The 2013 Miami Hurricanes: Elite Offense

By: Shasky Clarke

 

The Miami Hurricanes’ offense lacks any significant weakness. Between its elite offensive line, an effective and talented senior quarterback, and depth at the wide receiver position, the offense should have no real problems putting points on the board. Here, the offense’s story lines as well as the star players residing on the unit will be discussed.

 

Elite Offensive Line

 

Sophomore left tackle Ereck Flowers – 6’6” 312. Junior left guard Malcolm Bunche – 6’7” 327. Junior center Shane McDermott – 6’4” 296. Senior right guard Brandon Linder – 6’6” 319. Senior right tackle Seantrel Henderson – 6’8” 332. Oh and junior Jonathan Feliciano, at 6’5” 318 pounds, can reliably fill in at guard.

 

The heights and weights are rough figures. But in any case, Miami houses what would be one of the biggest offensive lines … in the National Football League. They are not only massive, thoroughly opening up running lanes. They are mobile as well.

 

Even as they endured injuries to a couple guys, defenses sacked Stephen Morris a mere 17 times in 2012. And although Morris attempted over 100 more passes than Alabama’s A.J. McCarron, McCarron was still sacked 22 times behind what some pundits hastily deemed “the best offensive line in college football history.”

 

When pointing out the potency and balance of Miami’s offense, much of the attention is paid to mature, live-armed returning senior Stephen Morris, electrifying All-American talent Duke Johnson and Phillip Dorsett’s lethal 4.29 forty speed. But it is a wonder how the Hurricane offensive line isn’t the focus, given the noted value and credit hyped on Alabama’s and Notre Dame’s units in their own title chases last year.

 

Baller, Signal-Caller

 

QB Stephen Morris 602 215, Senior

 

Senior Stephen Morris has a chance to take a substantial leap in status as the leader and field general of what should be an elite offense. Protected by an excellent offensive line and buoyed by a deep, versatile and explosive cast of weapons, his strengths and weaknesses will be on clear display.

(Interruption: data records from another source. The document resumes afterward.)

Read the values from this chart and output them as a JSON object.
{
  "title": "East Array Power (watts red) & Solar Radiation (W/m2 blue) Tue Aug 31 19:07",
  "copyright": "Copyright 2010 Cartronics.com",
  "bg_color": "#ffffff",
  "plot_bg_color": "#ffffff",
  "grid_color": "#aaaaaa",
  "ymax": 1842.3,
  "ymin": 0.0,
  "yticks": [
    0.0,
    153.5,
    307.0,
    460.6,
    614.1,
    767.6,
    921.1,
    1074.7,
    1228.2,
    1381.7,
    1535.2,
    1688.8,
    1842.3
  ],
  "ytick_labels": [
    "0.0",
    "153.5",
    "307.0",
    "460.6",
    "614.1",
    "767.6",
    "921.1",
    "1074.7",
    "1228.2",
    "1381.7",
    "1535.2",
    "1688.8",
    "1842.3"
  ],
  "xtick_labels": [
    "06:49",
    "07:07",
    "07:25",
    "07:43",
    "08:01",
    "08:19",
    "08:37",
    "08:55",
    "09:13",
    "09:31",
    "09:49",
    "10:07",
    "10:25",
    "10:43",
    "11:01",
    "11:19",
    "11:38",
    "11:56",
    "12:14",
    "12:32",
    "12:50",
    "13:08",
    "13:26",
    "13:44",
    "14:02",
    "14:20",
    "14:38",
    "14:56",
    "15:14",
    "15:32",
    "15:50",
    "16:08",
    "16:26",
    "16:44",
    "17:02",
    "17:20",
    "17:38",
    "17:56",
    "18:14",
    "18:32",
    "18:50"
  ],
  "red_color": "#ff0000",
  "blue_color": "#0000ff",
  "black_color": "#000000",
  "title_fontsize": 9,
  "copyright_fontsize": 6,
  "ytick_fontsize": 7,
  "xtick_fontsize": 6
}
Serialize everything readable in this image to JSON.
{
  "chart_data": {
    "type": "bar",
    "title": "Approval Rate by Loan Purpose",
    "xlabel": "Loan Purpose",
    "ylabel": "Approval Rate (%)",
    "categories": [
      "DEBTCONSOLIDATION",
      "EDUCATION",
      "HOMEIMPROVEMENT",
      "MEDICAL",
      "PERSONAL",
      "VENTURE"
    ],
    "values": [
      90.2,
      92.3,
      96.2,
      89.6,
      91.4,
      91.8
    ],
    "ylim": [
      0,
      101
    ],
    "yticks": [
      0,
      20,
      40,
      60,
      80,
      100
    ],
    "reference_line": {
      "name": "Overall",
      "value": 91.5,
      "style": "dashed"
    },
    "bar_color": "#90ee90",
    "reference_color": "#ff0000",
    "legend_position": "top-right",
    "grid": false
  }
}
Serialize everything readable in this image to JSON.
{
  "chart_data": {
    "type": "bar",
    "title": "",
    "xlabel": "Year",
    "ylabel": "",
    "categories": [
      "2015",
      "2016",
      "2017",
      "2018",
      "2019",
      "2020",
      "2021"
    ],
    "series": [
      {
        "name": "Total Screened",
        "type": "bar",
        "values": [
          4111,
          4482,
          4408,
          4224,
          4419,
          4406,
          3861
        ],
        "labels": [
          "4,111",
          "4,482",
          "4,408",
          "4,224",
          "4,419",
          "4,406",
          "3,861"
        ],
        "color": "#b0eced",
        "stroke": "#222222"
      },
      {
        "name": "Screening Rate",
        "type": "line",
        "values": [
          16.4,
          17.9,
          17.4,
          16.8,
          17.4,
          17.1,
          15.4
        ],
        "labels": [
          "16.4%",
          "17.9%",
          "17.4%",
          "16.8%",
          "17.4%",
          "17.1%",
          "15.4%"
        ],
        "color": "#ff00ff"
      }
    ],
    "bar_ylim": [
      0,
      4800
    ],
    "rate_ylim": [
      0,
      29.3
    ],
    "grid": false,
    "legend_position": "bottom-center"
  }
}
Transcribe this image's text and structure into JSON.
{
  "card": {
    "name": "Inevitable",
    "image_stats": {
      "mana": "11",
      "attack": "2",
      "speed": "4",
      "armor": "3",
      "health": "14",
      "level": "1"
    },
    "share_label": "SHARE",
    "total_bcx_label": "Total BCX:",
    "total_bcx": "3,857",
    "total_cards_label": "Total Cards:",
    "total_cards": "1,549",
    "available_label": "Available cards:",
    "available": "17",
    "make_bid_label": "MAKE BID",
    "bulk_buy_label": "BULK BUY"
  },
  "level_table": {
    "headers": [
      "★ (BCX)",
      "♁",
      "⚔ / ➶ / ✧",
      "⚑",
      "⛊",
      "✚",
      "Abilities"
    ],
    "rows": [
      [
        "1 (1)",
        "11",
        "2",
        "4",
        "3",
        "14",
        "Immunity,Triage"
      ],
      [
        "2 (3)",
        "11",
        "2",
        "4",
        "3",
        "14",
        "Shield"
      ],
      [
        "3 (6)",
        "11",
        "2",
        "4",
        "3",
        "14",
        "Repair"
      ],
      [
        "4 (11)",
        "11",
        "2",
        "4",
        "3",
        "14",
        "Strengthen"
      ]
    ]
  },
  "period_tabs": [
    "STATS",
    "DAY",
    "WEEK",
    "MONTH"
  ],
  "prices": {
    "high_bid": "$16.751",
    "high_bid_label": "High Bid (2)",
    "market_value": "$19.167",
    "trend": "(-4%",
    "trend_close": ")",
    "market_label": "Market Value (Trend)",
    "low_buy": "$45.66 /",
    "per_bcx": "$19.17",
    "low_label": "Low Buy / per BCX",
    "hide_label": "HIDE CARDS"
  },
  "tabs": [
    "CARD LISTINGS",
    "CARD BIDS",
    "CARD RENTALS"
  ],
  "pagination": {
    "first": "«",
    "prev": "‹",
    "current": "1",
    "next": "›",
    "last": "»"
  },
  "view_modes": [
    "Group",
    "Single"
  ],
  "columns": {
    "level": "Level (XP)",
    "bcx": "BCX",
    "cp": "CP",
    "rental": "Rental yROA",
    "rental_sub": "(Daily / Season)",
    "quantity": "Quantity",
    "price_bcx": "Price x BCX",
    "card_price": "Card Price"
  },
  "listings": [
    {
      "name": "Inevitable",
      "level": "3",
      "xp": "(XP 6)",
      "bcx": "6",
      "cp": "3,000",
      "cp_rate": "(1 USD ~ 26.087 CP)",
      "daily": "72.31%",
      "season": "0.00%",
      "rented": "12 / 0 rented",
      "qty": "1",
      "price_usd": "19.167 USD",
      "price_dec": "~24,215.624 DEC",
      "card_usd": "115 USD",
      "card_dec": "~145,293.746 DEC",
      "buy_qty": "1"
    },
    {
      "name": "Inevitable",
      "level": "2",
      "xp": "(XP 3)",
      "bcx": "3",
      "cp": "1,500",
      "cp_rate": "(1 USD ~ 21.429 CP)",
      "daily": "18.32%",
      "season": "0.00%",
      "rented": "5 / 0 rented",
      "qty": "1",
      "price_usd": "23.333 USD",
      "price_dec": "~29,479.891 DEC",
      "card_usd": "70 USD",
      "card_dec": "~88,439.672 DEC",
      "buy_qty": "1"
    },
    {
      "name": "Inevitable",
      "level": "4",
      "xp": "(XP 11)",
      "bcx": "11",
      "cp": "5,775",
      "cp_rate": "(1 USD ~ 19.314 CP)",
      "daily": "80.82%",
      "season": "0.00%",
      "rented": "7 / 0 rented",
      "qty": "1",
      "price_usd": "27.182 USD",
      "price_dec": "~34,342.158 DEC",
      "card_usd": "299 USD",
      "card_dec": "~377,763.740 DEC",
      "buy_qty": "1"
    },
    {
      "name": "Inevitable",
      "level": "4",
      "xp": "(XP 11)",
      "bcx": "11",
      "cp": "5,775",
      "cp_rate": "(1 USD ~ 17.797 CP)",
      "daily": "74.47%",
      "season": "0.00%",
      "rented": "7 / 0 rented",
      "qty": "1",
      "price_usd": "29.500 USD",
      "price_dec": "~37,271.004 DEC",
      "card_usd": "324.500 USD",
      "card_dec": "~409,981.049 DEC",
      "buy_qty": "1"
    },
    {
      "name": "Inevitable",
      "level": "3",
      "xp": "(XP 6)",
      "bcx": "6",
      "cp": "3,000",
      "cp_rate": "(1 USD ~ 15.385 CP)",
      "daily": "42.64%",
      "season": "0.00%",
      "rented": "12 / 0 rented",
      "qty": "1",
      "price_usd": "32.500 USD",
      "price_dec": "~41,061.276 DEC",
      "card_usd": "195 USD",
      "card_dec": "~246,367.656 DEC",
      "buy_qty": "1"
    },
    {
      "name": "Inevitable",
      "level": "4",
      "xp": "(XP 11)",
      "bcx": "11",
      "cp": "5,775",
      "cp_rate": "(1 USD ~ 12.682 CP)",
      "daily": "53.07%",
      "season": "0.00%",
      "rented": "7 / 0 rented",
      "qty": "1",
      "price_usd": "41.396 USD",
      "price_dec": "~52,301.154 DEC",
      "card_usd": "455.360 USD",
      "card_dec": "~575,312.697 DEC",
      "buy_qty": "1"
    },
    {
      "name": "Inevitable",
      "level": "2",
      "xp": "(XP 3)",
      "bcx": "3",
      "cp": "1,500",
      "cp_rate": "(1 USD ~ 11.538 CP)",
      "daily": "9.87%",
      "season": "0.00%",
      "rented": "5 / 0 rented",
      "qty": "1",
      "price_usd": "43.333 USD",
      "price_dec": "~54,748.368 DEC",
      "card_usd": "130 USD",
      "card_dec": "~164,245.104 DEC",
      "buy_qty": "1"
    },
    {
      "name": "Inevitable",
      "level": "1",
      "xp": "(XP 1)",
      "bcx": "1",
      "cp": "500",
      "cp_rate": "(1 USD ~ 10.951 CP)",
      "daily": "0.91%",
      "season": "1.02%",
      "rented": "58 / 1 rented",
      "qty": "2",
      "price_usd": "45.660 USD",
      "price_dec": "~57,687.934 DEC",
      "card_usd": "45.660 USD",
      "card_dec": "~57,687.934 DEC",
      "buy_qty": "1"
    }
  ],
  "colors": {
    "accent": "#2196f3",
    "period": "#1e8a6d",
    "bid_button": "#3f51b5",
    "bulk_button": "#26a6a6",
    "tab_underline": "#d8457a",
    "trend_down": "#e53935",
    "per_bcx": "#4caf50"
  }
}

Morris is somewhat of a late bloomer who has not been consistently efficient over the course of his career. He possesses an excellent arm with top zip around the field. He has shown the ability to make stunningly difficult throw after throw into tight spots. He’s athletic enough to take off for yardage.

Consistency, however, is the key. The biggest question is whether he can be more consistently accurate, especially on short and intermediate tosses where he can lose some precision. He could also be more consistent surveying the field and going through his progressions from the pocket. Further making life harder, he has below average height and overall bulk for the position.

The reality is that the Canes’ passing game will be just fine if Stephen Morris performs the way he did in 2012, stretching the field, completing 58% of his passes and only throwing seven interceptions. The team doesn’t absolutely need him to improve. Nonetheless, he does have a unique skill set and that, with some added consistency, could help vault him higher into the conversation as one of the top senior quarterbacks in the 2014 NFL Draft class.

Deep Receivers

The trio of 5’9” junior Phillip Dorsett, 6’3” senior Allen Hurns and 6’1” sophomore Herb Waters lead a deep and talented group of wideouts. Behind them are 6’2” junior Rashawn Scott, 6’3” redshirt freshman Jontavious Carter, recovered sophomore Malcolm Lewis and 6’1” freshman stud Stacy Coley.

The Hurricanes receivers all get open, and, outside of Dorsett’s propensity for drops at times, possess the ball skills to comfortably pluck and make plays after the catch.

Herb Waters, in particular, is the guy to watch. He’s fluid, explosive with terrific change-of-direction skills. In his short career, he has already shown the ability to be a game breaker and, by the end of the season, could be the face of this receiving group.

 

Heroes

 

RB Duke Johnson 509 195, Soph. :

 

Well-rounded back with all the tools to be an elite NFL running back. Has excellent speed, balance and open field elusiveness. Possesses underrated strength and can be difficult to bring down. Is also a polished, versatile weapon out of the backfield, and game breaking threat on returns.

 

TE Clive Walford 604 260, Jr. :

 

Prototypically-sized, physical and smooth athlete capable of consistently stretching the field and creating separation.

 

RG Brandon Linder 606 320, Sr. :

 

Sound, physical player with elite strength and bulk as well as good footwork.

 

RT Seantrel Henderson 608 332, Sr. :

 

Mammoth, well-proportioned athlete with the surprising athleticism and feet to be a consistent pass protector, particularly on the right side.